'Cartes mortes', de David Gálvez, se sitúa entre la ficción y la historia
19 marzo 2014, p. 62
En el capítulo dedicado a Kafka del Curso de literatura europea, Vladímir Nabokov pone el ejemplo de tres hombres que pasean por el mismo paisaje: un ciudadano, un botánico y un payés. El ciudadano ve en él árboles con criterios más o menos estéticos, el botánico ve clasificaciones científicas, y el payés ve recuerdos de su infancia. Cuando leemos, viene a decirnos Nabokov, sucede lo mismo: no comparamos el libro con una presunta realidad exterior, sino con nuestra subjetividad, construida lentamente a lo largo de años de experiencias personales.
Leyendo Cartes mortes me he sentido como el payés de Nabokov, ya que el paisaje que dibuja David Gálvez (Vilanova i la Geltrú, 1970) me ha suscitado una espesa red de recuerdos. El libro no solo me enfrenta a una parte importante de mis obsesiones literarias, sino que habla de personas y de hechos que a lo largo de los años se me han hecho familiares -iba a decir íntimos-. A otro lector, ¿le tocarán la misma fibra? ¿se sentirá igualmente interpelado de manera personal? No tengo forma de saberlo, y por eso me siento obligado a dar esta explicación.
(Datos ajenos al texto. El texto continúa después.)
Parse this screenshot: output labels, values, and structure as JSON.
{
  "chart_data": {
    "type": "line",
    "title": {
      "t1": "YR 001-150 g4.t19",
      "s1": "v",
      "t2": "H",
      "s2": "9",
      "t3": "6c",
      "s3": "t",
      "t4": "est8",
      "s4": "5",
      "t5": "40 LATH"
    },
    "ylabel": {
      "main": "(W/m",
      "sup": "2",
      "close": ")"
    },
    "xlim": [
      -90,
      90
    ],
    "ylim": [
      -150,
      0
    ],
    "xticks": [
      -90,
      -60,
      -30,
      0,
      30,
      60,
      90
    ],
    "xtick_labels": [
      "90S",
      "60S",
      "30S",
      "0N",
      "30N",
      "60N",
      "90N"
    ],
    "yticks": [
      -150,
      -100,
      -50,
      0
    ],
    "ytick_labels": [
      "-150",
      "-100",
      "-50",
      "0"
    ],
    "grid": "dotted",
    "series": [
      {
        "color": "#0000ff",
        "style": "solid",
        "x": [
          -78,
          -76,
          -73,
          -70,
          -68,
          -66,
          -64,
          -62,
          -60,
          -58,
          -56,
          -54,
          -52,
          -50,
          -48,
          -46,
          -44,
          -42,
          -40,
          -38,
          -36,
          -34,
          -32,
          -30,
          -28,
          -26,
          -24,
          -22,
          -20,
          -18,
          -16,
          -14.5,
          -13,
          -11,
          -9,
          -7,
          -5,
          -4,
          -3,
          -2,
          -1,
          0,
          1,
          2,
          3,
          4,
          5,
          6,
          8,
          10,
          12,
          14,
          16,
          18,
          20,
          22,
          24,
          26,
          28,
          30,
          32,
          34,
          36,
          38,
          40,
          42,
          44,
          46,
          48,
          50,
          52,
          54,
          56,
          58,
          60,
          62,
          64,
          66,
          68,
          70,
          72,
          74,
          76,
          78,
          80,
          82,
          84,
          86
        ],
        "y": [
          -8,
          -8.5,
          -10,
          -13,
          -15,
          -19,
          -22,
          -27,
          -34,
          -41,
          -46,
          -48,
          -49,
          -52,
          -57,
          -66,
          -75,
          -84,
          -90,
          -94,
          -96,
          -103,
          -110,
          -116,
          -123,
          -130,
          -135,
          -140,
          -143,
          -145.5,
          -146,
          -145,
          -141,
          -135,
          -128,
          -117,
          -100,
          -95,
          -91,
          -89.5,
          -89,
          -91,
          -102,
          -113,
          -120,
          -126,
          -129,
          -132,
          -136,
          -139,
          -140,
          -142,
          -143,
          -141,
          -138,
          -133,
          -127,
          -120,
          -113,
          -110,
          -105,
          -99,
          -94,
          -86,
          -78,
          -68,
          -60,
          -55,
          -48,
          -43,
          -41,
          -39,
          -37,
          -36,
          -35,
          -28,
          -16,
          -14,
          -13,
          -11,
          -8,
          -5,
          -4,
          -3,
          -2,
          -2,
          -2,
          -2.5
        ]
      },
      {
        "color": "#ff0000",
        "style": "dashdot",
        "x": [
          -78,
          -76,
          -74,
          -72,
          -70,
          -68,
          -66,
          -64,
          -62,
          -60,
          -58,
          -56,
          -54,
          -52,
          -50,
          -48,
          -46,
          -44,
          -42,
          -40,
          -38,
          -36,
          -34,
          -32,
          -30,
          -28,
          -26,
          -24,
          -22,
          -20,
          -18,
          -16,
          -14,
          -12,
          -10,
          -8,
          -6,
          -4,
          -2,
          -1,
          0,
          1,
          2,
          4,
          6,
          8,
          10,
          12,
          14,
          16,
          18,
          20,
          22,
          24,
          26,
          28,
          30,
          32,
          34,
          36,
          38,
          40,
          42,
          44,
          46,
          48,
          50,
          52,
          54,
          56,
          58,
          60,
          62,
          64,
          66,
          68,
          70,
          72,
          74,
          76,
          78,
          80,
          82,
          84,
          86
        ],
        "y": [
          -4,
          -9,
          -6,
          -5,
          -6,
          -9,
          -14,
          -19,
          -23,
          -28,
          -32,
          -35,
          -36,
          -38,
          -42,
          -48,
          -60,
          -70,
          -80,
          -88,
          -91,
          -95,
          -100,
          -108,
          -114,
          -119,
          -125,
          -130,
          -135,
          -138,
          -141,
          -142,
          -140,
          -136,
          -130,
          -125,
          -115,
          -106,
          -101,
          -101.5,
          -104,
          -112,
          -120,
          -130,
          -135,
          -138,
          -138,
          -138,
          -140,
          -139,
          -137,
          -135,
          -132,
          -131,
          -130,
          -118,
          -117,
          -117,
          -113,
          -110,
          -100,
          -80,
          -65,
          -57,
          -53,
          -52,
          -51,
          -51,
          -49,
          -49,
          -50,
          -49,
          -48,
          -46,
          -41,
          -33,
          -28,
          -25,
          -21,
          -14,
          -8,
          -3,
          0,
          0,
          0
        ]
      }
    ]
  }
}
Que los personajes principales de Cartes mortes sean una buena parte de mis escritores preferidos no es tan extraño, ya que Julio Cortázar, Laurence Sterne o Mark Twain pertenecen, para entendernos, al canon occidental mayoritario. Lo que me sorprende es que uno de los temas que trata me haya interesado tanto como la relación entre Dalí y Duchamp, y todavía más, que aparezcan referencias al juego de la botifarra, así como a la patafísica, los palíndromos, los grandes maestros del ajedrez o la conducción de excavadoras, temas por los que siento una inclinación que ya no se puede considerar tan generalizada. En algún momento llegué al delirio de creer que este libro estaba dirigido personalmente a mí como lector, que es quizá el modo en que cualquier escritor querría ser leído. Este hecho puede explicar el entusiasmo con el que lo he devorado.
Gálvez se sitúa en el cruce entre la ficción, la historia, la autobiografía y la metaliteratura. Cartes mortes está formado por la correspondencia unidireccional que firma un personaje desequilibradamente brillante que dedica sus energías a establecer la participación de Cortázar en la traducción al castellano del Ferdydurke de Gombrowicz, y que también se interesa por el encuentro -documentado- entre Antonin Artaud y Josep Palau Fabre, y el encuentro -presunto- entre Adolf Hitler y Franz Kafka. Si a ello añadimos que las cartas incluyen notas a pie de página que contradicen, o complementan, o crean un texto paralelo, a la manera de Pálido fuego, de Nabokov, se puede entender mejor mi comparación inicial con el payés mencionado en el Curso de literatura europea.
Cartes mortes es, pues, una investigación delirante elaborada por un personaje de ficción a partir de una selección de hechos históricos documentados de manera obsesiva. Estamos ante una aportación relevante, no sé si al método paranoicocrítico de Dalí, o al genero literario de la especulación, al I progress as I digress de Sterne o al to mock-serious de Gombrowicz, ya que en este libro lo que no es un espejo es un palimpsesto. Leyéndolo, y cito a Gálvez, «passejo entre aquests paisatges de paraules com si xiulés amb les mans a les butxaques». Si llamamos Cartes mortes a las que no llegan al destinatario, bien podríamos considerar «páginas vividas» las que se recrean el libros tan recomendables como este.